Brian's Brain
Brian's Brain is a cellular automaton devised by Brian Silverman, which is very similar to his Seeds rule.
Rules
Brian's Brain consists of an infinite two-dimensional grid of cells, but unlike Seeds, each cell may be in one of three states: on, dying, or off. Each cell is considered to have eight neighbors (the Moore neighborhood), as in Seeds and Conway's Game of Life.
In each time step, a cell turns on if it was off but had exactly two neighbors that were on, just like the birth rule for Seeds.

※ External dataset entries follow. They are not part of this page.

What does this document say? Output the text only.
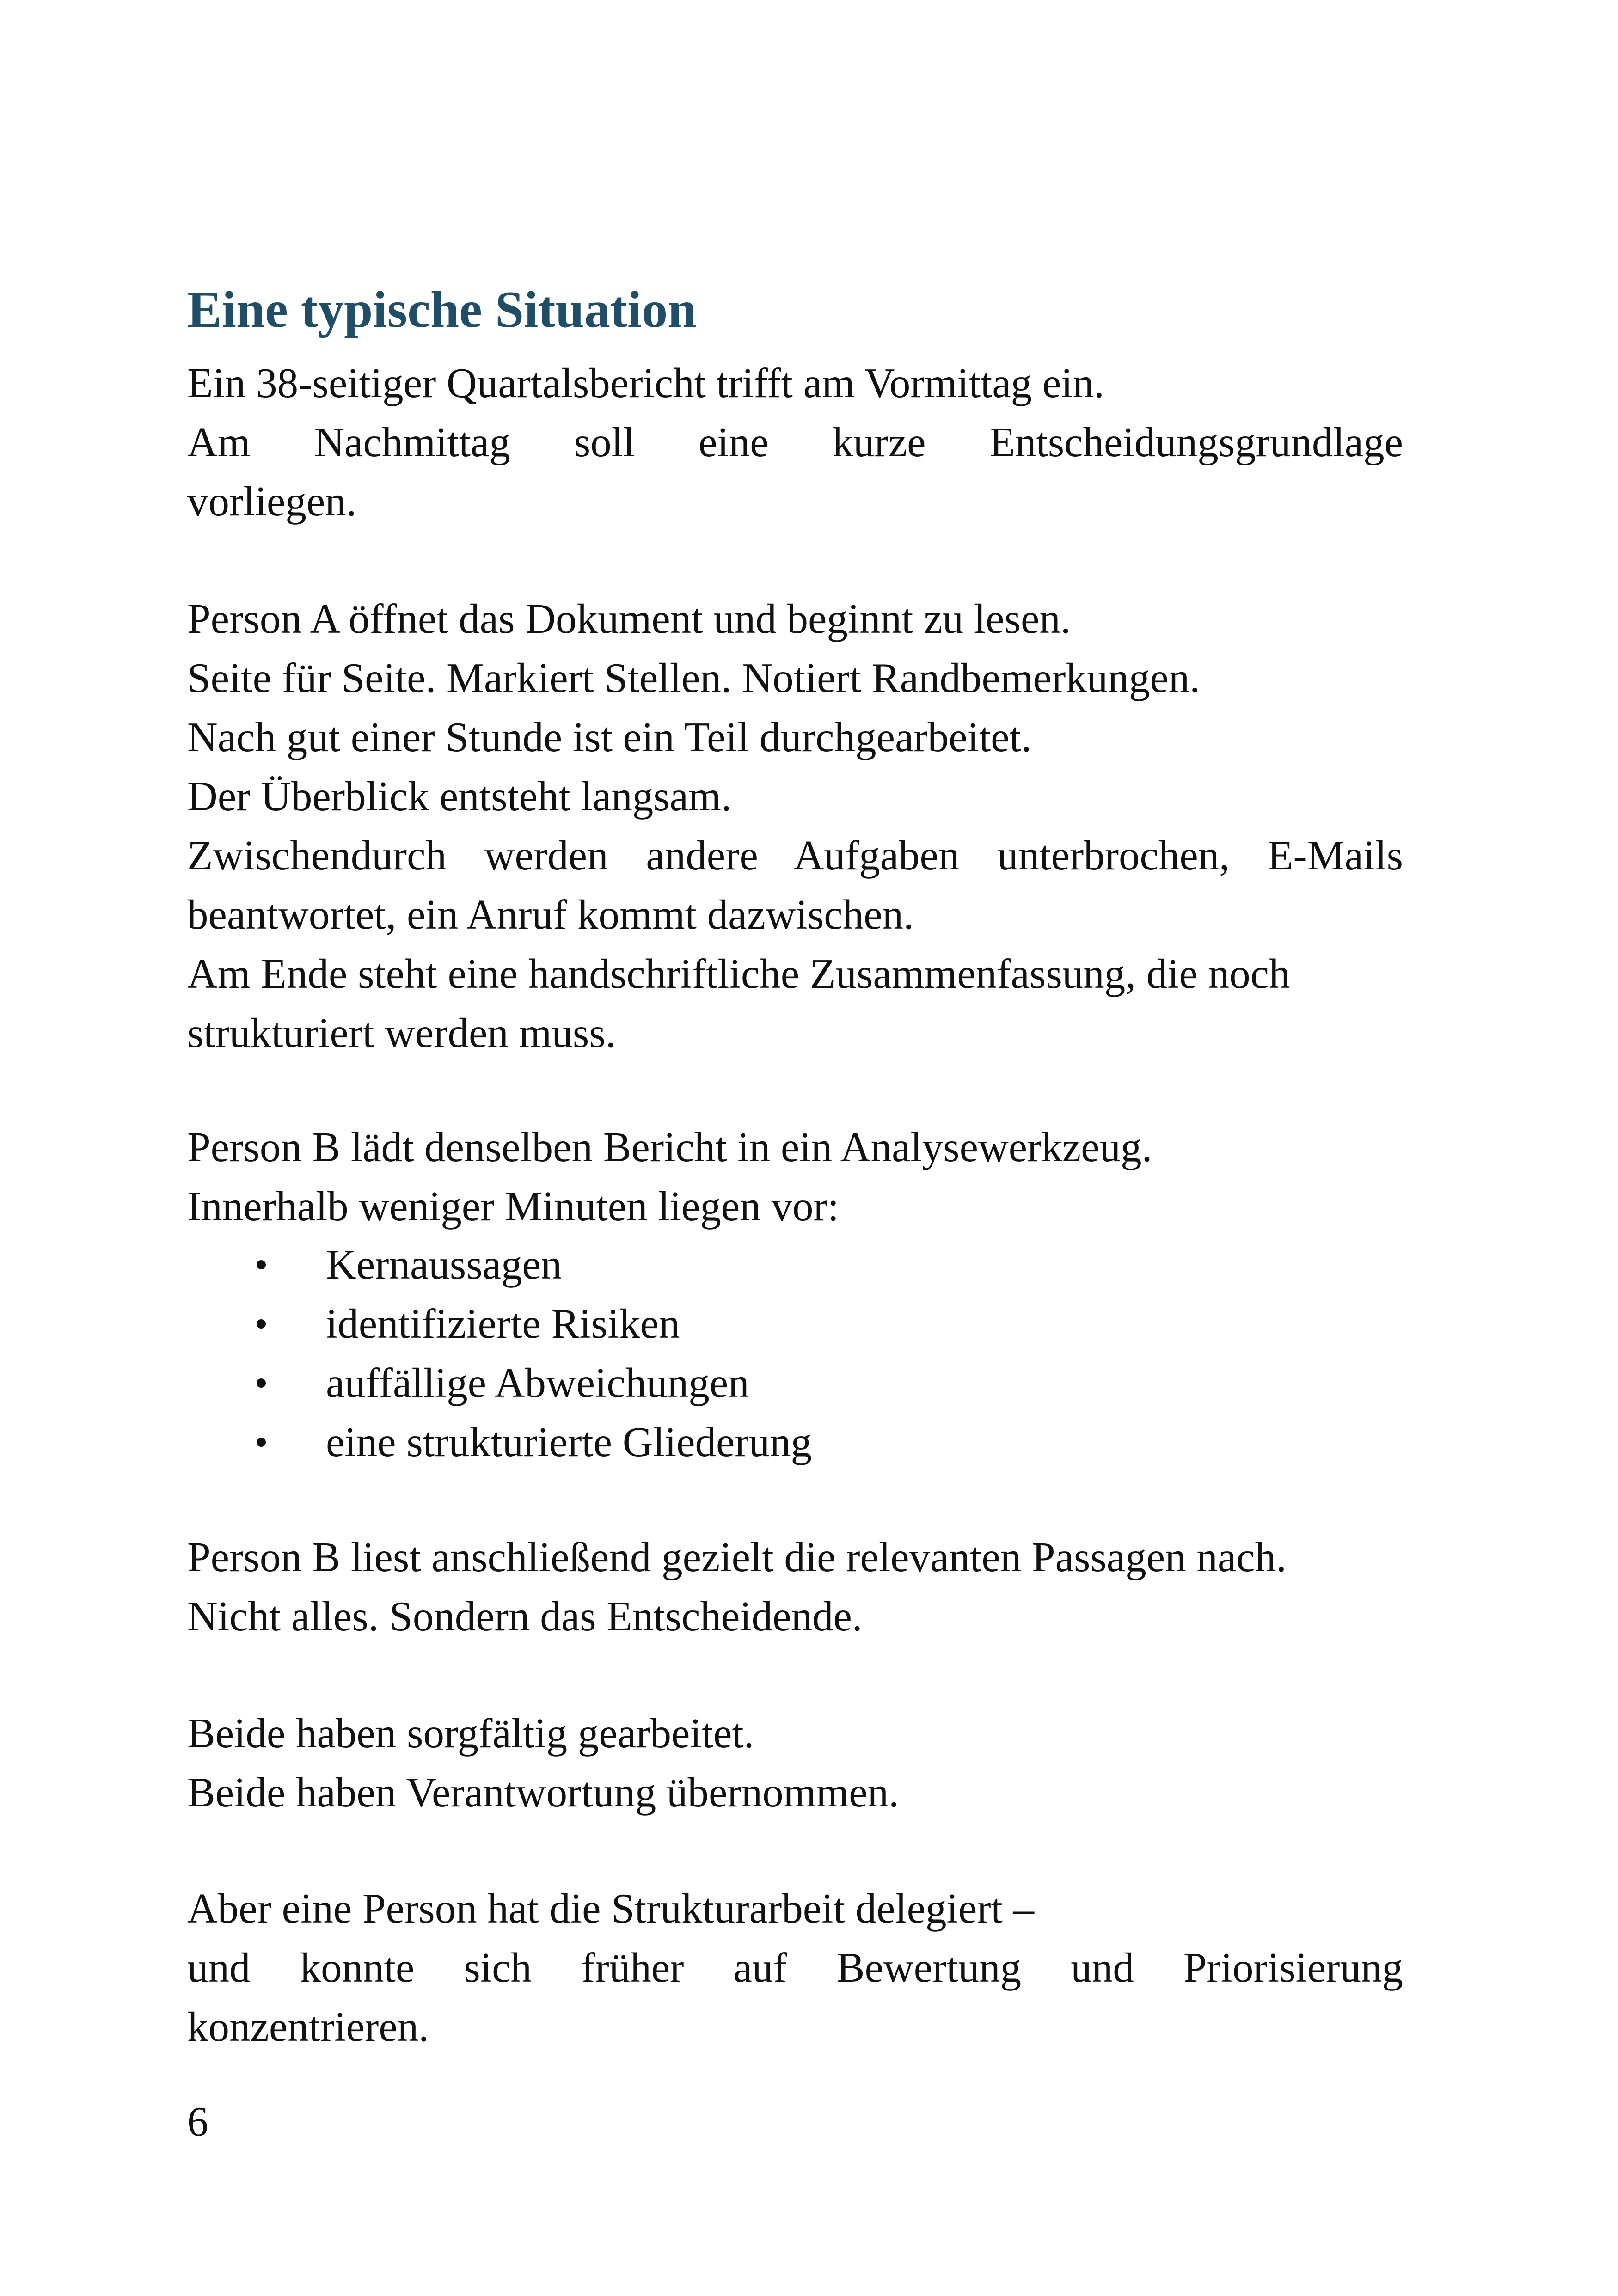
Eine typische Situation
Ein 38-seitiger Quartalsbericht trifft am Vormittag ein.
Am Nachmittag soll eine kurze Entscheidungsgrundlage
vorliegen.
Person A öffnet das Dokument und beginnt zu lesen.
Seite für Seite. Markiert Stellen. Notiert Randbemerkungen.
Nach gut einer Stunde ist ein Teil durchgearbeitet.
Der Überblick entsteht langsam.
Zwischendurch werden andere Aufgaben unterbrochen, E-Mails
beantwortet, ein Anruf kommt dazwischen.
Am Ende steht eine handschriftliche Zusammenfassung, die noch
strukturiert werden muss.
Person B lädt denselben Bericht in ein Analysewerkzeug.
Innerhalb weniger Minuten liegen vor:
Kernaussagen
identifizierte Risiken
auffällige Abweichungen
eine strukturierte Gliederung
Person B liest anschließend gezielt die relevanten Passagen nach.
Nicht alles. Sondern das Entscheidende.
Beide haben sorgfältig gearbeitet.
Beide haben Verantwortung übernommen.
Aber eine Person hat die Strukturarbeit delegiert –
und konnte sich früher auf Bewertung und Priorisierung
konzentrieren.
6
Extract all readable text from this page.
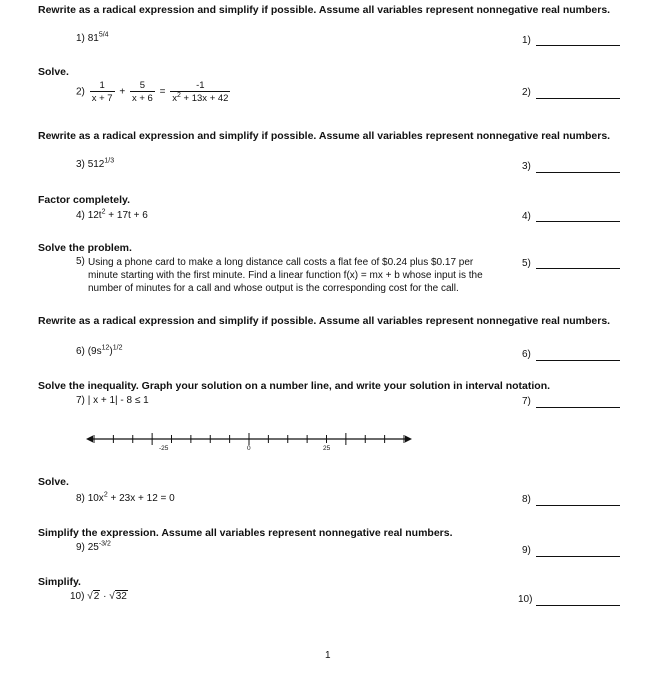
Rewrite as a radical expression and simplify if possible. Assume all variables represent nonnegative real numbers.
1) $81^{5/4}$	1)
Solve.
$2) \frac{1}{x + 7} + \frac{5}{x + 6} = \frac{-1}{x^2 + 13x + 42}$	2)
Rewrite as a radical expression and simplify if possible. Assume all variables represent nonnegative real numbers.
3) $512^{1/3}$	3)
Factor completely.
4) $12t^2 + 17t + 6$	4)
Solve the problem.
5) Using a phone card to make a long distance call costs a flat fee of $0.24 plus $0.17 per minute starting with the first minute. Find a linear function f(x) = mx + b whose input is the number of minutes for a call and whose output is the corresponding cost for the call.
5)
Rewrite as a radical expression and simplify if possible. Assume all variables represent nonnegative real numbers.
6) $(9s^{12})^{1/2}$
6)
Solve the inequality. Graph your solution on a number line, and write your solution in interval notation.
7) | x + 1| - 8 ≤ 1	7)
-25	0	25
Solve.
8) $10x^2 + 23x + 12 = 0$	8)
Simplify the expression. Assume all variables represent nonnegative real numbers.
9) $25^{-3/2}$
9)
Simplify.
10) √2 · √32	10)
1
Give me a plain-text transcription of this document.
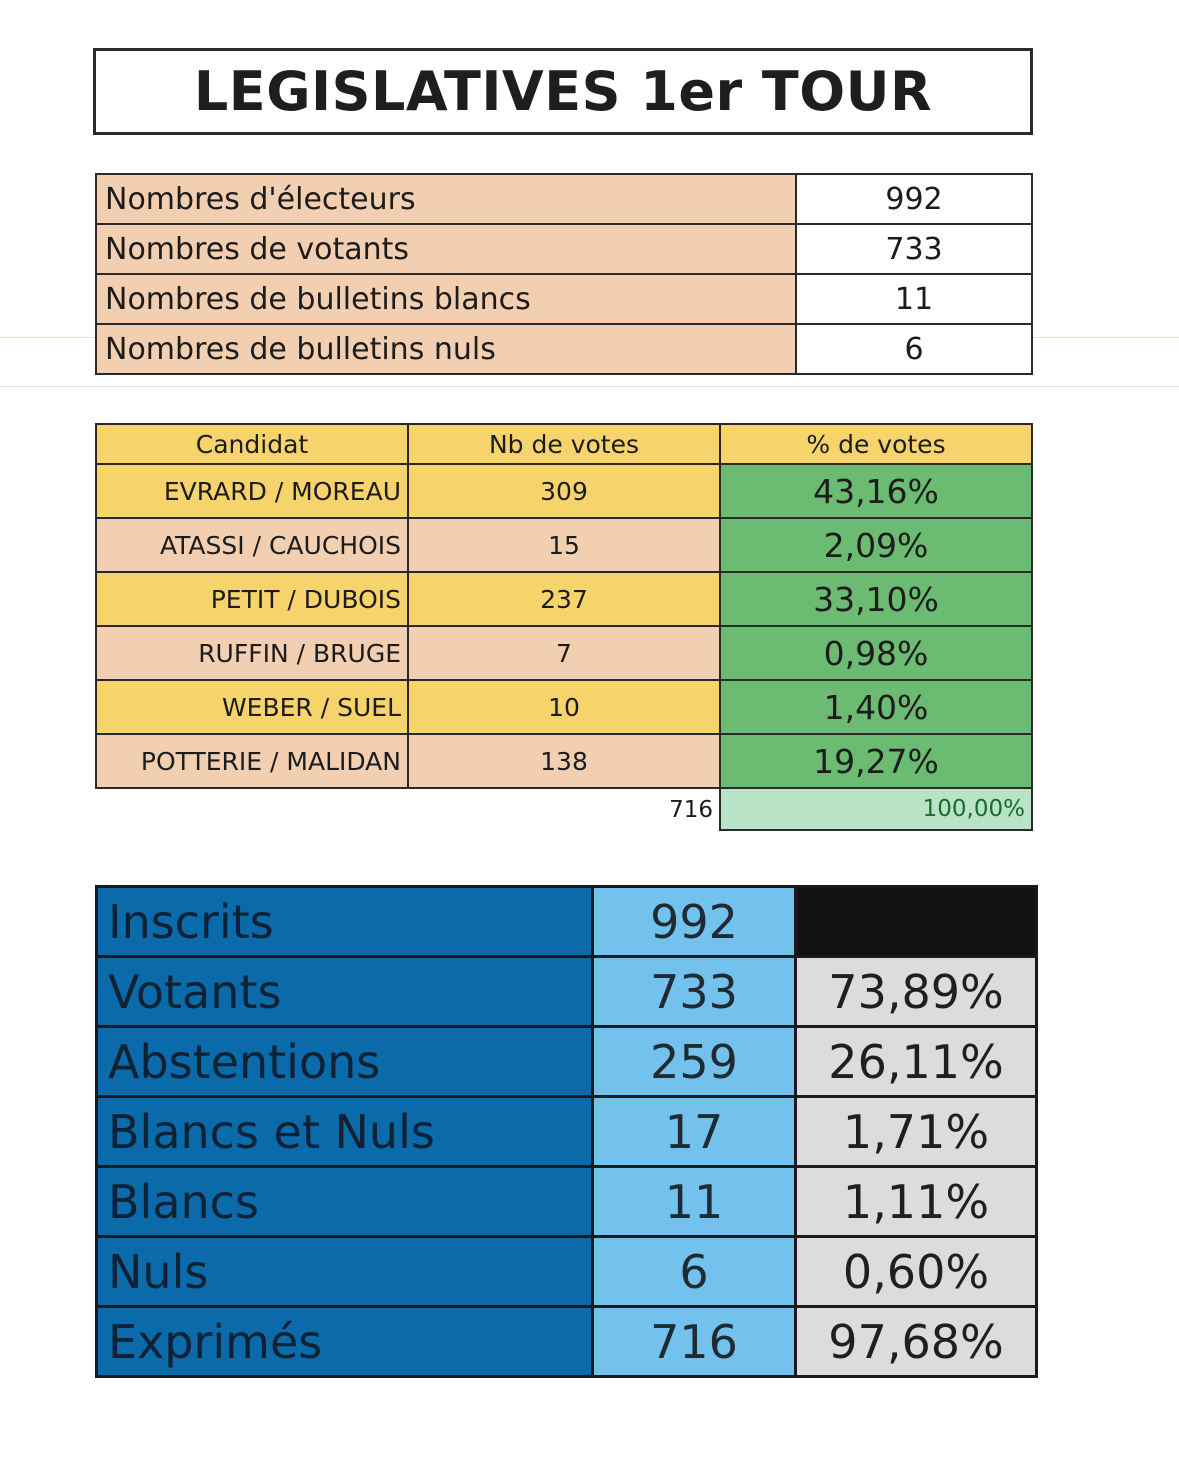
LEGISLATIVES 1er TOUR
Nombres d'électeurs	992
Nombres de votants	733
Nombres de bulletins blancs	11
Nombres de bulletins nuls	6
Candidat	Nb de votes	% de votes
EVRARD / MOREAU	309	43,16%
ATASSI / CAUCHOIS	15	2,09%
PETIT / DUBOIS	237	33,10%
RUFFIN / BRUGE	7	0,98%
WEBER / SUEL	10	1,40%
POTTERIE / MALIDAN	138	19,27%
	716	100,00%
Inscrits	992	
Votants	733	73,89%
Abstentions	259	26,11%
Blancs et Nuls	17	1,71%
Blancs	11	1,11%
Nuls	6	0,60%
Exprimés	716	97,68%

All cells that were "on" go into the "dying" state, which is not counted as an "on" cell in the neighbor count, and prevents any cell from being born there. Cells that were in the dying state go into the off state.
Behavior
Because of the cellular automaton's name, some websites compare the automaton to a brain and each of its cells to a neuron, which can be in three different states: ready (off), firing (on), and refractory (dying).[1][2]
The "dying state" cells tend to lead to directional movement, so almost every pattern in Brian's Brain is a spaceship. Many spaceships are rakes, which emit other spaceships. Another result is that many Brian's Brain patterns will explode messily and chaotically, and often will result in or contain great diagonal waves of on and dying cells. For example, a 2×2 block of on cells will result in an ever-expanding diamond consisting of four diagonal waves that move across the plane at the pattern's speed of light.
Nevertheless, oscillators have been constructed in Brian's Brain. An example has just four on cells and four dying cells, and oscillates with period 3.[3]
References
- Resnick, Mitchel; Silverman, Brian (1996-02-04). "Exploring Emergence: The Brain Rules". Exploring Emergence. MIT Media Laboratory, Lifelong Kindergarten Group. Retrieved 2008-12-15.
- Evans, M. Steven (2002-01-28). "Cellular Automata - Brian's Brain". Retrieved 2009-05-17.
- Wójtowicz, Mirek (2001-09-15). "Cellular Automata rules lexicon - Generations". Mirek's Cellebration documentation. Retrieved 2009-05-17.
- "Mirek's software :: View topic - Archival threads". Archived from the original on 2011-07-23. Retrieved 2009-05-17.